Bloat is slow to pull, expensive to store, and a larger attack surface. The defenses: slim or
distroless base images, multi-stage builds (build in a fat image, copy only the artifact into a
thin one), and a real `.dockerignore`.
- **It does not replace dependency hygiene (Module 15).** A container reproduces your dependencies
*perfectly* — including the vulnerable and the hallucinated ones. Pinning a base image with a known
CVE just reproduces that CVE on every machine, reliably. Containers are downstream of Module 15,
not a substitute: you still scan dependencies, and you scan the *image itself* (its base layers
carry their own vulnerabilities).
- **Base images drift.** "Reproducible" has degrees. A moving tag like `3.12-slim` can build into a
different image next week. You choose: pin the digest for true reproducibility, or track the tag to
pick up patches automatically. Both are defensible; an unpinned `latest` is not.
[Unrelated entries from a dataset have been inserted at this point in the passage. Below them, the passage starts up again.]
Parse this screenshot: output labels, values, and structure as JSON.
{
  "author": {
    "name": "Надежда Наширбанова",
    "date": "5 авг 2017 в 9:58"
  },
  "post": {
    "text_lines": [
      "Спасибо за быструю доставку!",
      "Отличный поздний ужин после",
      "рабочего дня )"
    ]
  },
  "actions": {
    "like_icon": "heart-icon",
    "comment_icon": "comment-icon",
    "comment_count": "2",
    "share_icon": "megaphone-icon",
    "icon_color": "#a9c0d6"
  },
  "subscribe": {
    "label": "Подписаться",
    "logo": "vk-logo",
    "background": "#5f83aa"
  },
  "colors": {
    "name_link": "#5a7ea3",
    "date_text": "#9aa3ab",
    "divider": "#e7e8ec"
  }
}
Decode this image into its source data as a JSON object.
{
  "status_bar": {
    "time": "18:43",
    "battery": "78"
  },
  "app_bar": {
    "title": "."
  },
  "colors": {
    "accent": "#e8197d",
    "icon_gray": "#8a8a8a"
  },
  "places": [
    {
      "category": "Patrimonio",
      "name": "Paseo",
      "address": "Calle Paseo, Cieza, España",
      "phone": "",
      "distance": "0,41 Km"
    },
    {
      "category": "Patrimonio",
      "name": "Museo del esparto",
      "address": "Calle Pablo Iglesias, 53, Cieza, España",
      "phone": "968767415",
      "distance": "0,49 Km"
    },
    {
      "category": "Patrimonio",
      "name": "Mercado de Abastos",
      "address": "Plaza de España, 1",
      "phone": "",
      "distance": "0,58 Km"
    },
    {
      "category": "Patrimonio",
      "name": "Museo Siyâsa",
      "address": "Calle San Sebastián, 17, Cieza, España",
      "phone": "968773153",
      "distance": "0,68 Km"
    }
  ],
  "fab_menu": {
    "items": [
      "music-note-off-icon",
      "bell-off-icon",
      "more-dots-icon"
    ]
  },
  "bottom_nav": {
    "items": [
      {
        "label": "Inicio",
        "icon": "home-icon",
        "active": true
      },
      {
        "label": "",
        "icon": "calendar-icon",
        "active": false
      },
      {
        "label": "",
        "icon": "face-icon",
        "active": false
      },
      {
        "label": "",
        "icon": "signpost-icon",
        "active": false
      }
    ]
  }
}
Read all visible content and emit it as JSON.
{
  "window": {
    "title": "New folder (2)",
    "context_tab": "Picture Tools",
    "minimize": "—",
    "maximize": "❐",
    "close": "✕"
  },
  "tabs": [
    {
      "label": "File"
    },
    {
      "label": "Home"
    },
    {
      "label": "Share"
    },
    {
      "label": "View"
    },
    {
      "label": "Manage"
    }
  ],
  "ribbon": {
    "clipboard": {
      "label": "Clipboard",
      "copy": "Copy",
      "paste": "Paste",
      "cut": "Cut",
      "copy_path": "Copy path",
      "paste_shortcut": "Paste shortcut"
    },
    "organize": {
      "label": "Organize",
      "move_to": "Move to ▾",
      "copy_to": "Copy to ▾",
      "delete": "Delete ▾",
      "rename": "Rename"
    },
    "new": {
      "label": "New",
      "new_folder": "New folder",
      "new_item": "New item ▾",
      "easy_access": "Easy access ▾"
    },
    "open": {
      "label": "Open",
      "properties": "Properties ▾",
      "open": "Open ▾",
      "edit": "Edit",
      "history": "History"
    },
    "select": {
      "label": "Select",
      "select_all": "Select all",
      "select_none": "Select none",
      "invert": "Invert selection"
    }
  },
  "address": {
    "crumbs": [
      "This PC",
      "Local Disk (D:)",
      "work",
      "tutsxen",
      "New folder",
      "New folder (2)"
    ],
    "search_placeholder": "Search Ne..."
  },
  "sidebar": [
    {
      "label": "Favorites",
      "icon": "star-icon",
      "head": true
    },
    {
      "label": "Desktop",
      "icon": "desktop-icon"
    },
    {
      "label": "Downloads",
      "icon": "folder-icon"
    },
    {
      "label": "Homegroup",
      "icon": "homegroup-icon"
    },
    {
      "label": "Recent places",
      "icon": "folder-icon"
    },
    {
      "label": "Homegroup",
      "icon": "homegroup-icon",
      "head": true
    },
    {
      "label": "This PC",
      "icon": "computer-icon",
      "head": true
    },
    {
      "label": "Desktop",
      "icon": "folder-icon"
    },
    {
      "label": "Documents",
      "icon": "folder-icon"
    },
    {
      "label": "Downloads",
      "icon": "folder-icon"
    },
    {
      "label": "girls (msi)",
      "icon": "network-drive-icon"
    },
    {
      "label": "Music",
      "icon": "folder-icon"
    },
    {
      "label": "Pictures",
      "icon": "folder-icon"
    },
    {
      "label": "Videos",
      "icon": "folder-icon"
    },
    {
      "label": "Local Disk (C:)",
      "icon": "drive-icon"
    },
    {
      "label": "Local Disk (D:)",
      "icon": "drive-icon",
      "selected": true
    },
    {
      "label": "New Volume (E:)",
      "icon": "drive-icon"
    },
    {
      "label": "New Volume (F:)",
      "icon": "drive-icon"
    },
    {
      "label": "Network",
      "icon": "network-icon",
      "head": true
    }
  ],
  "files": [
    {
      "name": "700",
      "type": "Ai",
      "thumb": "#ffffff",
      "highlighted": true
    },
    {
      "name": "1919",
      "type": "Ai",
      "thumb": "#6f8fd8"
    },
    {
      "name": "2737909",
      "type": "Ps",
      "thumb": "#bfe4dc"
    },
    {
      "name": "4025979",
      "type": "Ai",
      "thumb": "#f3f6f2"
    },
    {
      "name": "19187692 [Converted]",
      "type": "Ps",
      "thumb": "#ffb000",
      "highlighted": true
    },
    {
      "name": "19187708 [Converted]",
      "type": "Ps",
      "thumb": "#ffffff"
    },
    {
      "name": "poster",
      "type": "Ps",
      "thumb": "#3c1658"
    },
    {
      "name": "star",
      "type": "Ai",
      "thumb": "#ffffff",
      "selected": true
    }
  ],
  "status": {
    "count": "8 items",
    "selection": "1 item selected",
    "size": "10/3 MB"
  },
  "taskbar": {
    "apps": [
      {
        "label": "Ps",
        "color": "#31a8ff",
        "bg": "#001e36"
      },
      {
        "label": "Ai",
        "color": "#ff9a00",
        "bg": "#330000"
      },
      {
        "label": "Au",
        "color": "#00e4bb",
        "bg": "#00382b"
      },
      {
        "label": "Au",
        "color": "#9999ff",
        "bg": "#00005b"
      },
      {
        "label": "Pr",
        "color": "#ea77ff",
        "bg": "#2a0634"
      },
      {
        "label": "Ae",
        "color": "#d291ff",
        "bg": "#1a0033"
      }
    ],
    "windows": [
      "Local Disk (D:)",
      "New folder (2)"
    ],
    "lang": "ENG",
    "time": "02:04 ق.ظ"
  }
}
- **It reproduces the environment, not the world.** Containers freeze the runtime and the
dependencies. They do **not** freeze your database, external APIs, the wall clock, the network, or
GPU drivers. "It builds reproducibly" is not "it behaves identically against live systems." Same
family of honesty as Module 2: the tool captures exactly one slice of reality, and you have to know
which slice.
- **The host abstraction is leaky off Linux.** On macOS and Windows the engine runs a hidden Linux
VM, so containers there aren't quite native — bind-mount performance differs, file permissions and
line endings can surprise you, and architecture (arm64 vs amd64) can bite when an image built on an
Apple-silicon laptop lands on an x86 server. Build for the architecture you'll run on.
---
## Check for understanding
**You're done when:**
- `docker build -t tasks-app .` succeeds and `docker run --rm tasks-app list` prints the app's
output — your app runs in an environment that has nothing of yours on it.
- You ran the Module 14 test suite inside a clean container and watched it pass without relying on
your local Python.
- You ran a command you didn't fully trust inside a throwaway, network-less container and can explain
why the host was safe — *and* can name one case where it wouldn't have been.
- You can state, without looking back: a container is not a VM, it's not a security boundary by
default, and it doesn't replace dependency hygiene from Module 15.
- Your `Dockerfile` and `.dockerignore` are committed — the environment is now version-controlled,
reviewable config.
When "works on my machine" stops being something you say and starts being something you build, you're
ready for Module 17, which handles the one thing you must *not* bake into that image: secrets.
---
## Verify-before-publish
Expansion-zone module — container tooling and base images move. Re-check at build/publish time:
- [ ] **Base image tag.** Confirm `python:3.12-slim` (in the README and `lab/Dockerfile`) is still a
current, supported tag, and that it matches the version Module 14's CI pins. Bump both together
if the course's baseline Python moves.
- [ ] **Engine commands and flags.** Verify `docker build`/`run`, `--rm`, `--network none`,
`--read-only`, and the `-v`/`-w` flags behave as written on a current Docker/Podman release,
and that the `podman`-for-`docker` 1:1 claim still holds.
- [ ] **Rootless / security defaults.** Container engines are steadily hardening defaults (rootless,
user namespaces). Re-check that the "not a security boundary by default" framing and the named
hardening tools (gVisor, Kata, seccomp/AppArmor) are still accurate and current.
- [ ] **Bundled registries.** The "most git hosts now bundle a registry" aside — confirm it's still
true of the major hosts at publish time rather than from memory.
- [ ] **`useradd` on the base.** Confirm the Debian-slim base still ships `useradd` (it does today;
a future minimal base might not), or switch to the engine's documented non-root pattern.